Your job is to create an application that as a whole tells the story of a student who will help meet the unis institutional goals, who is a good ‘fit’ (for both the uni and the particular class), and who is likely to be academically successful. Your stats (test scores, grades) and LoRs will tell the Admissions Committee whether you are academically qualified; your ECs will give them some ideas as to what sort of member of the community you could be; and your LoRs and Essays paint a picture of who you are and where you are going. Your essays are your chance to connect the dots, to create the narrative of who this person is.
So: even though navigating your OCD has been a central part of your life, and figuring out how to manage it a genuine achievement, it is only one part of your story. Think about the other parts of your story- present and future. Where do they fit into the narrative arc of your application?
Two final points:
If you decide to write about coping with your OCD, remember that the challenge in writing about something so close to you is having the perspective to pull out the outcomes without getting lost in the telling. The ‘telling’ part should be such a small part of the essay that you could substitute some other big challenge and the core of the essay would still stand. It if doesn’t, your focus is too much on the OCD and not enough on you.
It is great that you feel you have “completely overcome” your OCD, and I have no standing to make any judgement on the accuracy of your statement. However, be aware that -right or wrong!- the AOs may make some judgements: the general view of OCD is that it is treatable but not curable and that it can wax and wane, and they may or may not be as convinced as you are that it will never be an issue during your college years.
Thank you once again for an amazing reply. Both your reply to this question and my other question, in regard to economics as a competitive major, have been amazing.
I think writing about our overcoming OCD would work well in a brief supplementary essay, which can actually be very short.
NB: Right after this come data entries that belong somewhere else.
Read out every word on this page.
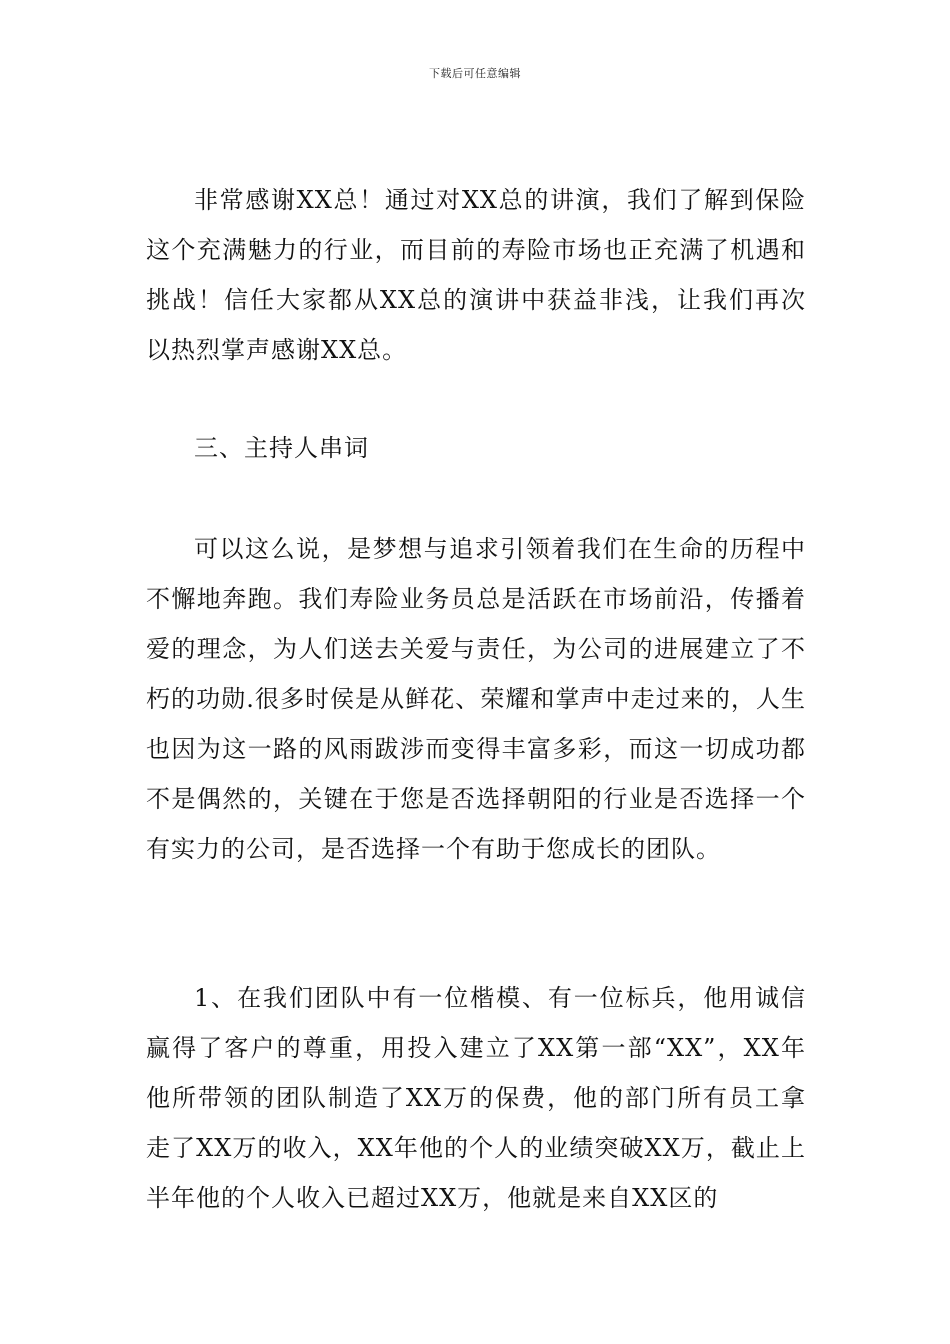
下载后可任意编辑

非常感谢XX总！通过对XX总的讲演，我们了解到保险这个充满魅力的行业，而目前的寿险市场也正充满了机遇和挑战！信任大家都从XX总的演讲中获益非浅，让我们再次以热烈掌声感谢XX总。

三、主持人串词

可以这么说，是梦想与追求引领着我们在生命的历程中不懈地奔跑。我们寿险业务员总是活跃在市场前沿，传播着爱的理念，为人们送去关爱与责任，为公司的进展建立了不朽的功勋.很多时侯是从鲜花、荣耀和掌声中走过来的，人生也因为这一路的风雨跋涉而变得丰富多彩，而这一切成功都不是偶然的，关键在于您是否选择朝阳的行业是否选择一个有实力的公司，是否选择一个有助于您成长的团队。

1、在我们团队中有一位楷模、有一位标兵，他用诚信赢得了客户的尊重，用投入建立了XX第一部“XX”，XX年他所带领的团队制造了XX万的保费，他的部门所有员工拿走了XX万的收入，XX年他的个人的业绩突破XX万，截止上半年他的个人收入已超过XX万，他就是来自XX区的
My kid that about a medical condition, which my kid did not want to define them but needed to mention.
I agree that many will view OCD as waxing and waning and that the transition to college could perhaps trigger it a little. I didn’t want to say that in case it was discouraging, and it may not be the case at all with you, but others may think about that.
Are you just your OCD, or is there more to you?
My advice on this will never change: there’s almost always something better to write about. Not all colleges will automatically reject you for writing about this, but…why? Sorry, but I just don’t think it’s interesting. And hardly any students have enough skill to write about such topics in a way that makes for good reading while also managing to reveal something positive about the student.
As @MWolf said, these types of essays are so common. To you, it was your life, but that doesn’t mean others want to read about it. I’m not trying to be harsh, just realistic.